Jul 13, 2017

Exclusive Song Premiere: Johnny Dango "Western Front (War Hymn #2)"

Today, we've got a new song from Johnny Dango called "Western Front (War Hymn #2). It's a fun, psychedelic, honky-tonk tune with sing-along vocals and almost ragtime instrumentation contrasting the serious lyrics about wartime. Really unique and memorable stuff. RIYL: Kris Kristofferson, King Oliver, Flying Burrito Brothers, Commander Cody, Phosphorescent, Sgt. Pepper's Lonely Hearts Club Band

Dango has worked alongside Stoney Larue and Will & Lily Courtney (Brothers and Sisters), and has shared bills with Billy Joe Shaver, Jerry Jeff Walker, Alejandro Escovedo & more. His upcoming record Recluse in Plain Sight was recorded by Steven Collins (Doug Burr, Deadman) at The Troubadour Studio in Austin, and comes out September 1. Dango has recently premiered tracks at PopMatters & No Depression, and was featured in the Americana Music Association's most recent newsletter...

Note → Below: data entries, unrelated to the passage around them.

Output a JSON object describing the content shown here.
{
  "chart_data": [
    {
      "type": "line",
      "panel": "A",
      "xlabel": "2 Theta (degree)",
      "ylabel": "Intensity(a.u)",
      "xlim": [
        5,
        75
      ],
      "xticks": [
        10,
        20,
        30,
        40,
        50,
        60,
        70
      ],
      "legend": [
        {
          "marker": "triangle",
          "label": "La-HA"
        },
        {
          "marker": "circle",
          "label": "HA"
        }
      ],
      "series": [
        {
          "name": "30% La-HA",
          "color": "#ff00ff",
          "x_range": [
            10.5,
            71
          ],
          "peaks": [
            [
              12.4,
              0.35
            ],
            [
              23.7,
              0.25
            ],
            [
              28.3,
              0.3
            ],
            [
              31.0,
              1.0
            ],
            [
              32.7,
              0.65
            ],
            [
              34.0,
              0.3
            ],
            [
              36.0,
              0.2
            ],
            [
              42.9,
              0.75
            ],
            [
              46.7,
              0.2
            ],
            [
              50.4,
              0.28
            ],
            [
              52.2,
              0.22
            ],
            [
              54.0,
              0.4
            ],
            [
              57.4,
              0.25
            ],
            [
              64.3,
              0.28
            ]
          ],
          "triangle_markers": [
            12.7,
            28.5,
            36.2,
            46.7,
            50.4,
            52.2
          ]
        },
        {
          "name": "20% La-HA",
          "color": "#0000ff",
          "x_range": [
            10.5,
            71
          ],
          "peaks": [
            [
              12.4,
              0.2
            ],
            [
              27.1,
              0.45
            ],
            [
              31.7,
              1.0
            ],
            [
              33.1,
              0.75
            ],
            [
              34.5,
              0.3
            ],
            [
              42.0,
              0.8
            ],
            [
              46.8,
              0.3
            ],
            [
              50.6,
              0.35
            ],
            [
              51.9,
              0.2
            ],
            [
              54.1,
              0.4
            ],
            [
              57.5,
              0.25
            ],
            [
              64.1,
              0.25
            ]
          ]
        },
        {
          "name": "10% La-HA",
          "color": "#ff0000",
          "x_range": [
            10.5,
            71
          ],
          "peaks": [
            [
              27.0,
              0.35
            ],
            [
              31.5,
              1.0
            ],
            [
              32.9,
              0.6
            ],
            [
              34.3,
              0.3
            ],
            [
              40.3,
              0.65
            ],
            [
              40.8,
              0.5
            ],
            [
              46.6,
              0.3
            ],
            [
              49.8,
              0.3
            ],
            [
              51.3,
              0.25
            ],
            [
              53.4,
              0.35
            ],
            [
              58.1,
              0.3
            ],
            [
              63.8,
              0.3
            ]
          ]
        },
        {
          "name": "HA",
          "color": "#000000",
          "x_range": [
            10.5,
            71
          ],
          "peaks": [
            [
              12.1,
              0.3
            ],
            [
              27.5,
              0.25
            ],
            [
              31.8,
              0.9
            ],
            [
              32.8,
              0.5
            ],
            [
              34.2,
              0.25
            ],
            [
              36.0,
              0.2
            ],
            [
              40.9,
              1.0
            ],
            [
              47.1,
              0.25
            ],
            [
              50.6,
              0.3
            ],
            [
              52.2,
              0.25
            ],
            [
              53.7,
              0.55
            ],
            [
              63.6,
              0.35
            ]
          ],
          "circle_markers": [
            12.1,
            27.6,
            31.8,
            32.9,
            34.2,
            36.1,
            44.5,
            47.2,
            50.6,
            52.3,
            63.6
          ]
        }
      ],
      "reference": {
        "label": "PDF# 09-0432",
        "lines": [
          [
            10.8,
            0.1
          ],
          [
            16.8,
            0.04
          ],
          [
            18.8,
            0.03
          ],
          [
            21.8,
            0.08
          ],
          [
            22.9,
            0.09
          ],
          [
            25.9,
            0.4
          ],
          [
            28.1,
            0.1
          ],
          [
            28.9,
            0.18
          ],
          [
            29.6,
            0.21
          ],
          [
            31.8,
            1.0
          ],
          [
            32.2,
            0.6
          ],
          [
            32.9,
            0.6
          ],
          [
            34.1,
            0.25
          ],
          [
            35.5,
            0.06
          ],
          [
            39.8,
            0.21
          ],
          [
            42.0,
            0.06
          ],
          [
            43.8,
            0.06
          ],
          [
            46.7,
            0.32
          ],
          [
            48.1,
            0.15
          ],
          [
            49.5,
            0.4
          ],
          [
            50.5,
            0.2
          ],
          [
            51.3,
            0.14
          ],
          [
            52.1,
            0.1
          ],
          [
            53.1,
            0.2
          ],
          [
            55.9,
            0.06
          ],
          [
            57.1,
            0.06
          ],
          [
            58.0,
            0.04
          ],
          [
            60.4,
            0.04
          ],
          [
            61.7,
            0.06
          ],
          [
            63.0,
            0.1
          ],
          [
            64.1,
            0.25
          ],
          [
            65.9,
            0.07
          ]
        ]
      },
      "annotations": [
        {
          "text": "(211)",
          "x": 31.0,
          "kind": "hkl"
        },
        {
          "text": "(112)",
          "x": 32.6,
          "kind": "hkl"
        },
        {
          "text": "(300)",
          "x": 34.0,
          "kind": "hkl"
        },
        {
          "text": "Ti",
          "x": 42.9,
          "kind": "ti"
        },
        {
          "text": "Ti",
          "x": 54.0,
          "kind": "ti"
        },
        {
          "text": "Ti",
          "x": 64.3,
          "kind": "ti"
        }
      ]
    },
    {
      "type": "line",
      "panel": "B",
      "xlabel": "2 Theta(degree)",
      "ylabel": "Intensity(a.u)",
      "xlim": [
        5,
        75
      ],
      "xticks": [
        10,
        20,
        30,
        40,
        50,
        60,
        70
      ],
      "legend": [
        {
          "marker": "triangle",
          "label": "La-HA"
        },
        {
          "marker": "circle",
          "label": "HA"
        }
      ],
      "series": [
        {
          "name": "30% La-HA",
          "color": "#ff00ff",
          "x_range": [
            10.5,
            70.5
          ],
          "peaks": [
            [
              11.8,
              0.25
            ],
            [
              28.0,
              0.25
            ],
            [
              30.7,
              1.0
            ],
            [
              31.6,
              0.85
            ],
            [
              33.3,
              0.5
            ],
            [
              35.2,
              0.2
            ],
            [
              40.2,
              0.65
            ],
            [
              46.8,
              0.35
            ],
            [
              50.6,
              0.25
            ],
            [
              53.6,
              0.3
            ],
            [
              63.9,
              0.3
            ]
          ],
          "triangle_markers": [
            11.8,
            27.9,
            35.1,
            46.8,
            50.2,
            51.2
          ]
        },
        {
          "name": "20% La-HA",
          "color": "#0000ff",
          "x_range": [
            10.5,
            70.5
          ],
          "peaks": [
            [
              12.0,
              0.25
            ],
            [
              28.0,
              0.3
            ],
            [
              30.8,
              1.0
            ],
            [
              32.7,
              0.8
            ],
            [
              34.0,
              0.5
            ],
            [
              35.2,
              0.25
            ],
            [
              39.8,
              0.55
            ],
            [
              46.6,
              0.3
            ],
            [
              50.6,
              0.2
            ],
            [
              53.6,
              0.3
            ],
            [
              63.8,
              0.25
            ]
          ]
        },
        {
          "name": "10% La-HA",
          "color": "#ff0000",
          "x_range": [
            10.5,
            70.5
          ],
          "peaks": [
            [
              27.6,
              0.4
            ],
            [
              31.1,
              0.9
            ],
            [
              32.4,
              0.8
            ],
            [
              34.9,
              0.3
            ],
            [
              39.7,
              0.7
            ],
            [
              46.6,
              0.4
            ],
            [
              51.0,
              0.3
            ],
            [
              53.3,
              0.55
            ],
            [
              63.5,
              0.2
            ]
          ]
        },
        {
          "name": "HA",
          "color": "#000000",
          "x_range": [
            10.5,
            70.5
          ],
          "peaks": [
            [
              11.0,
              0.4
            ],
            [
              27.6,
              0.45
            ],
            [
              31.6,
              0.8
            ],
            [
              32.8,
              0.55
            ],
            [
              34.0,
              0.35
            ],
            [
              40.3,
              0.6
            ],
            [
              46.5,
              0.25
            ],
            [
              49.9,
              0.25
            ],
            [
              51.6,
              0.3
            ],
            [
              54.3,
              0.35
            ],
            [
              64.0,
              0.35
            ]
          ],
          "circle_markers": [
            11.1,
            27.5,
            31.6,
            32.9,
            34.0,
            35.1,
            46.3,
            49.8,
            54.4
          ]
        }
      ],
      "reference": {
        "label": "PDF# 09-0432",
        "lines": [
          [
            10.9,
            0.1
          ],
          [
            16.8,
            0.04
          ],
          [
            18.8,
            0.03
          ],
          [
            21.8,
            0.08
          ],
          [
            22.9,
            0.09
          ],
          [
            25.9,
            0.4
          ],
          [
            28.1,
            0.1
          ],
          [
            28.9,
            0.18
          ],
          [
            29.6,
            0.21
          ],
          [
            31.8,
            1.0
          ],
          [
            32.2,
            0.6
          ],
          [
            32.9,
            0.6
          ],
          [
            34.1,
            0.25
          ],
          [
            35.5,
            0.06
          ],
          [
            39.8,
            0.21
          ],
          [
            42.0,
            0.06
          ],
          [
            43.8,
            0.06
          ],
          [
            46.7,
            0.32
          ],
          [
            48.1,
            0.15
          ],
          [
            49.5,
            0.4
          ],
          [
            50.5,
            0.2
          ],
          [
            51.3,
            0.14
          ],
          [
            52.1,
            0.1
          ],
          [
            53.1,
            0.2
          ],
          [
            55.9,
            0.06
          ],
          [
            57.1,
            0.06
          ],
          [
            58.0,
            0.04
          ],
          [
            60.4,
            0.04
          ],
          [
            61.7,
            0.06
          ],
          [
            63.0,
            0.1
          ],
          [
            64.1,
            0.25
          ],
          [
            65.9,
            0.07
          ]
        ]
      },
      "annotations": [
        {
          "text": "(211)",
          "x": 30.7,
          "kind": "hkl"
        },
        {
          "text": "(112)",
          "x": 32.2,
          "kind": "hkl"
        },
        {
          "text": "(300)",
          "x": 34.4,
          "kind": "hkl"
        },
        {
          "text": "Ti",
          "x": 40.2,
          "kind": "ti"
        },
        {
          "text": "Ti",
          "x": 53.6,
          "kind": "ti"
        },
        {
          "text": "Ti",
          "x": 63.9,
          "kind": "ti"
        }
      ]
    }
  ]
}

Recluse in Plain Sight contradicts the standard, formulaic approach to Americana, toggling between timeless California Country string-infused ballads, psychedelic honky-tonk tunes, and last-call alt-country singalongs. The new LP effortlessly chronicles an arsenal of movements in the Country music genre while simultaneously channeling '60s Stones and Beatles psych grandeur. 

You can pre-order Recluse in Plain Sight at his Bandcamp page.

More information about Johnny after the song player...

Johnny Dango - Recluse in Plain Sight (out September 1)

From the hushed fields of Stillwater, Okla., to the raucous barrooms of Austin, Texas, the hard work and bloody fingers of singer/songwriter Johnny Dango have given rise to a cosmic honky-tonk thunder, a deliciously irreverent mix of downhome Americana and heady classic rock. Dango has paid his dues in bands such as Brothers & Sisters and The Memphis Strange, and as a sideman for country-rocker Stoney LaRue. And he’s shared bills with legends such as Billy Joe Shaver, Jerry Jeff Walker and Alejandro Escovedo, over the years developing a unique and gorgeously tumbledown aesthetic that is potently concentrated in the neon avenues and creaking front porches of his debut solo album, Recluse in Plain Sight.

“I’m not into paint-by-numbers,” Dango says. “I have no interest in making another generic Americana record. There are already plenty of ‘em out there.”

As the varied tracks on this album unfurl, tackling themes of transience and displacement, Dango slowly reveals the inner mechanics of his influences. From the George Harrison-meets-Mott the Hoople guitar lines of “Hole in My Heart” to the psychedelic ragtime theatrics of “Western Front (War Hymn #2),” he continually smashes rules and upends expectations. While drunken rocker “Barfly” lives in the Stones’ world, sleepy piano ballad “Someday Soon”—written in a traffic jam on the way to a gig—tips its worn pork-pie hat to Tom Waits, Randy Newman, and Father John Misty. Traditional rural sentiments and Southern rhythms get twisted up on “I Was Wrong,” Dango’s “failed attempt at a bad country song,” during which he reorients well-worn sounds into potent ruminations that exhale ache. The off-center melodicism of his vocals deftly mirrors Recluse in Plain Sight’s stylistic realignments, an affecting rumble and shiver slithering through each bucolic chorus. And if a song happens to call for some dramatic Jeff Lynne-style synths, then so be it.

Recluse in Plain Sight—co-produced with Steve Collins—is Dango's resolute answer to the recent homogenization of the Americana landscape. This record isn’t stuck in a cycle of self-glorification, nor is it primed to pander to any awards ceremonies—it’s the result of a heart ready for examination and revelation. Driven by a need to stretch the comforts of his own influences, he positions these songs as rustic therapy and as a necessary escape from what has become a commodified musical perspective.

“It’s so weird how Americana spun off from country into its own thing, like, ‘We reject mainstream country music,’” Dango ruminates. “But then to go and behave the exact same way? I mean, they made up a whole new category, just so they could put on an awards shows and give themselves a trophy. It’s such a bunch of self-congratulatory bullshit.”

Instead of positioning himself as some sort of quasi-country savior, Dango takes solace in the creative freedom of his work, which reflects in equal measure the bold, psychoactive experimentation of the late ‘60s and early ‘70s and the lost years when nascent country music was guided by torn hearts and the need to pass stories from one generation to the next. With the touring that will encircle the release of his upcoming record, Dango will be burning up the highways in search of like-minded souls for whom these authentic sounds represent more than just a passing interest. With Recluse in Plain Sight, he wants you to hear the past and future collide.